Prinsip Utamanya Adalah :

a). Prinsip Kedekatan (Proksimistis). Stimuli yang salin berdekatan cenderung terlihat sebagai kelompok.
b). Prinsip Kesamaan (Similaritas). Stimuli yang serupa tampak merupakan kelompok. Prinsip ini tidak hanya berlaku terhadap kesamaan bentuk, tetapi juga kesamaan warna, permukaan, kerumitan.
c) Prinsip Kelengkapan (Closure). Kita cenderung melengkapi bagian yang kosong dan melihat gambaran yang lengkap terutama apabila yang kosong itu adalah bagian kecil.

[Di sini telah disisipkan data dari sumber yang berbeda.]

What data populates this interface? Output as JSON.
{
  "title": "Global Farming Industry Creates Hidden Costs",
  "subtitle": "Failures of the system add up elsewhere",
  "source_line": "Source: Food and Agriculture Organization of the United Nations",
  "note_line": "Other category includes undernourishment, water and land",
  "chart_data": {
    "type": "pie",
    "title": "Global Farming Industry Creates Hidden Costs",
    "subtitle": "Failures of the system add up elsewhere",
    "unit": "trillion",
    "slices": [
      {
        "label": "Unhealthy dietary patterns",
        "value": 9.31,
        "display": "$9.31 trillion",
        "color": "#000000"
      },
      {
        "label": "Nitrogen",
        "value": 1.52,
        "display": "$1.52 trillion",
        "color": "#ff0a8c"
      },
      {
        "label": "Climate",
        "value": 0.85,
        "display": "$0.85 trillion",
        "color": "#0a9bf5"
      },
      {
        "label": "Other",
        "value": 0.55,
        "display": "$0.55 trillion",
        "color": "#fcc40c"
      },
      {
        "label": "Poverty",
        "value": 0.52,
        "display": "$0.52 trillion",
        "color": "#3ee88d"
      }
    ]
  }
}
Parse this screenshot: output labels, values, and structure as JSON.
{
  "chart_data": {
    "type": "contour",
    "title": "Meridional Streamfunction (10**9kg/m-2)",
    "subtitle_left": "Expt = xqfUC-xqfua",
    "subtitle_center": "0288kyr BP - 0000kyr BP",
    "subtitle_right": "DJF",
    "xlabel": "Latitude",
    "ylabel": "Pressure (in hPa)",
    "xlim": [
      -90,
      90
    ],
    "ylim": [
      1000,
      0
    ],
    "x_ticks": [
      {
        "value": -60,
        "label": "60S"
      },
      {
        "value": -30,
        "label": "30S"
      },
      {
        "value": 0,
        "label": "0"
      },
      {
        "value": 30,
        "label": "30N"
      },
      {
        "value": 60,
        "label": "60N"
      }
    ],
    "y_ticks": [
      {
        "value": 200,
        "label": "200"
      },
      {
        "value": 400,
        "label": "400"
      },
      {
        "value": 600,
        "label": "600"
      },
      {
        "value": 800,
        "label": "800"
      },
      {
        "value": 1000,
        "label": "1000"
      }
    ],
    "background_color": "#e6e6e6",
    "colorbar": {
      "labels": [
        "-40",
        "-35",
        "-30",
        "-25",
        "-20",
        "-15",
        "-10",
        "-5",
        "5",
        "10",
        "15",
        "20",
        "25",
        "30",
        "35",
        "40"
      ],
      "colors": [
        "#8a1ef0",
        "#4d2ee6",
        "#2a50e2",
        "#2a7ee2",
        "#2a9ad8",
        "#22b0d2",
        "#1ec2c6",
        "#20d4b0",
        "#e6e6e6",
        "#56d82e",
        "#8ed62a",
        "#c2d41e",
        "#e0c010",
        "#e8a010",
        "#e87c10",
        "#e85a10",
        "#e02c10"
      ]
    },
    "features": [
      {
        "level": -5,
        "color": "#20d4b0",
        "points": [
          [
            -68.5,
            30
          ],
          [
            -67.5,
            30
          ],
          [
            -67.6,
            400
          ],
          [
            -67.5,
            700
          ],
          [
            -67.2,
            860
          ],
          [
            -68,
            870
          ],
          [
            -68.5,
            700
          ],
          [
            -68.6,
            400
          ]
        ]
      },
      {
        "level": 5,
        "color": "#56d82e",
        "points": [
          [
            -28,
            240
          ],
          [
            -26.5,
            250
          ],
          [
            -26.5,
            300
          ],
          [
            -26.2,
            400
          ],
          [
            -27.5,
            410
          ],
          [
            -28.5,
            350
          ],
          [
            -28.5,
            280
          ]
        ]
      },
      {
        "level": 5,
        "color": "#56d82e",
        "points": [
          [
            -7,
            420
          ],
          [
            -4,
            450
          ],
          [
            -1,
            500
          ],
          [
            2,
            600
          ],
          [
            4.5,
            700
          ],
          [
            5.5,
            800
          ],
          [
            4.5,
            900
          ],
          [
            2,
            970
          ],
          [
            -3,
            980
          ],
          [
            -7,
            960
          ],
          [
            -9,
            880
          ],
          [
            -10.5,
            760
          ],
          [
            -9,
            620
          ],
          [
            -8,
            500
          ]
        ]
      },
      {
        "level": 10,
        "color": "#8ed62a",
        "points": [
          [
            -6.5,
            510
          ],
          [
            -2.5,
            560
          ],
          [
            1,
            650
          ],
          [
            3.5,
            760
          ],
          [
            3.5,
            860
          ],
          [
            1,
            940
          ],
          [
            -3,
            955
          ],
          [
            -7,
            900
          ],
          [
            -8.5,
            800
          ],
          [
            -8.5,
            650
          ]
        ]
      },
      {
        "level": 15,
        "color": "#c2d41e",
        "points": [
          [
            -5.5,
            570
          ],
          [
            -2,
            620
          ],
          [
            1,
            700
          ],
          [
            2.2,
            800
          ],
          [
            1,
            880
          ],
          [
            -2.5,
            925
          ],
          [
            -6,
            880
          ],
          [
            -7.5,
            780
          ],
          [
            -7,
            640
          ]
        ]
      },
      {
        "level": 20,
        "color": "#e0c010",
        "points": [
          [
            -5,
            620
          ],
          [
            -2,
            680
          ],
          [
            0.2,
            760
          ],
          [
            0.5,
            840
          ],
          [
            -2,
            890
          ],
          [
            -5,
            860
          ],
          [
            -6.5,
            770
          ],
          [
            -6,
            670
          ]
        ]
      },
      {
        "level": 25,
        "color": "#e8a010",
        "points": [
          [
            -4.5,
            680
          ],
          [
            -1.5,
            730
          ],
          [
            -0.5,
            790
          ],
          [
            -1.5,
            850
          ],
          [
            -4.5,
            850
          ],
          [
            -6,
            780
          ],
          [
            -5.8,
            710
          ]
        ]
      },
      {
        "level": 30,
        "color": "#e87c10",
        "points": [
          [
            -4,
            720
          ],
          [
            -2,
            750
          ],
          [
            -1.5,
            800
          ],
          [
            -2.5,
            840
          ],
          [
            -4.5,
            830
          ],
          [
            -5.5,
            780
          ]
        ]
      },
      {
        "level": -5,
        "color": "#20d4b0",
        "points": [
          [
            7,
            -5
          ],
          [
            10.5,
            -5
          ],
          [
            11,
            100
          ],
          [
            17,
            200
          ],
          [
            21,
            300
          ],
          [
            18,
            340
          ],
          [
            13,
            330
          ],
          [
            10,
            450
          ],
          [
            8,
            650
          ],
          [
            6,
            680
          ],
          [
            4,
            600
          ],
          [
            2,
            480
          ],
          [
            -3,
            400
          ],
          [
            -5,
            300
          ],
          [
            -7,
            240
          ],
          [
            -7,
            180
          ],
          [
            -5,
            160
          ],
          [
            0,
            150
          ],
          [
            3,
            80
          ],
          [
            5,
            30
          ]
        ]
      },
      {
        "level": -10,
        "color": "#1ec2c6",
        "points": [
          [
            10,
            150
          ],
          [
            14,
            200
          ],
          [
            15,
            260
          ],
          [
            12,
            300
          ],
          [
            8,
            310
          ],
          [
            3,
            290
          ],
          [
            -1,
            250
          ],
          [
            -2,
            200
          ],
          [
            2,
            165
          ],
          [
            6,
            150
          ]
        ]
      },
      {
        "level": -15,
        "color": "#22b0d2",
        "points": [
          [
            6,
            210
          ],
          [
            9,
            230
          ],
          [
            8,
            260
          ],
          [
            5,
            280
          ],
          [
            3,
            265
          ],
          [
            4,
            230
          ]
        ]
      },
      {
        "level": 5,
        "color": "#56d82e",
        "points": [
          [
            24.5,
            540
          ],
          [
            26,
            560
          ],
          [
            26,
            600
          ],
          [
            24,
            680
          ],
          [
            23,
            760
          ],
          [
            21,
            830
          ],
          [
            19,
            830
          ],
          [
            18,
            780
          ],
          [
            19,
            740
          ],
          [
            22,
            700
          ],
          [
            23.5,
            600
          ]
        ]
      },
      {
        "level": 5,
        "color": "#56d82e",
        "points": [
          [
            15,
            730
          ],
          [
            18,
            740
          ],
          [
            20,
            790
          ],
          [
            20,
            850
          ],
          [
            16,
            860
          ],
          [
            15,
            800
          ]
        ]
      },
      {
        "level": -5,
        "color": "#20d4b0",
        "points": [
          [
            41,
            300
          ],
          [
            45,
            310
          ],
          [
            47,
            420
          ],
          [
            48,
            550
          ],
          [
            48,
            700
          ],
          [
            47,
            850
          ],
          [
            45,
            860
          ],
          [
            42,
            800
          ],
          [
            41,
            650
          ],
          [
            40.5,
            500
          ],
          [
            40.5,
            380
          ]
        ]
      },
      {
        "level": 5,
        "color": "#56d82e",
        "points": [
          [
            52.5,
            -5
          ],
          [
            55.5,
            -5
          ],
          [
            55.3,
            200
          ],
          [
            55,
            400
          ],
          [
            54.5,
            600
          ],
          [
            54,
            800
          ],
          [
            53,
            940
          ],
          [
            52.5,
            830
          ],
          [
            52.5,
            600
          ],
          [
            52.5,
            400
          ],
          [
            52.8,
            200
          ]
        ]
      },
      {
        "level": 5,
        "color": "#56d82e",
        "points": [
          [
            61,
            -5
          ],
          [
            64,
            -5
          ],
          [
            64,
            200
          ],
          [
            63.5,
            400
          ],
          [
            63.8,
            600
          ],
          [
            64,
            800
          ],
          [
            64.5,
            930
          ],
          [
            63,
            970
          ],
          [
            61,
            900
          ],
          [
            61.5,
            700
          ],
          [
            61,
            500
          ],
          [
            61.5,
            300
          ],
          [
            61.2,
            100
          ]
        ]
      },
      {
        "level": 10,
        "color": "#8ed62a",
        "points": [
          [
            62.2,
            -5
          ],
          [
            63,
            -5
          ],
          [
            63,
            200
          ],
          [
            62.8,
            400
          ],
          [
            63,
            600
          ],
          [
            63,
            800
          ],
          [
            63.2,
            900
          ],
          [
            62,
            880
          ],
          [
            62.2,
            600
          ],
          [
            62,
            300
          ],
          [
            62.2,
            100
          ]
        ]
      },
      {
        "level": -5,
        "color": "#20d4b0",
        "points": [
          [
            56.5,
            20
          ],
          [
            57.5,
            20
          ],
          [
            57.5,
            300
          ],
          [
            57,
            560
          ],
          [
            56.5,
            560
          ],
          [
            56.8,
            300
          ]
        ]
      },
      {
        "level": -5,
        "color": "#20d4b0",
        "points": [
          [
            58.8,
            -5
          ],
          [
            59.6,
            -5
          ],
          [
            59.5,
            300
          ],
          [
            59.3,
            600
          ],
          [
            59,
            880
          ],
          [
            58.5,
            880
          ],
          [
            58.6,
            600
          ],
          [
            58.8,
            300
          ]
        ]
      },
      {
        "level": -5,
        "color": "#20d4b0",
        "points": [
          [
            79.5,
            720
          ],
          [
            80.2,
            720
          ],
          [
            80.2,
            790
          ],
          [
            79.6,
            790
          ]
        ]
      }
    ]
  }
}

 Berdasarkan prinsip Gestalt ini, untuk memaknai suatu pesan, kita harus memandangnya dalam hubungan kesatuan/keseluruhan, bukan memahami bagian-bagiannya saja secara terpisah. Demkian pula kalau kita memahami seseorang seharusnya dengan melihat orang itu dalam konteksnya, missal keadaan keluarga, lingkungan, permasalahan yang dihadapu, prinsip hidup.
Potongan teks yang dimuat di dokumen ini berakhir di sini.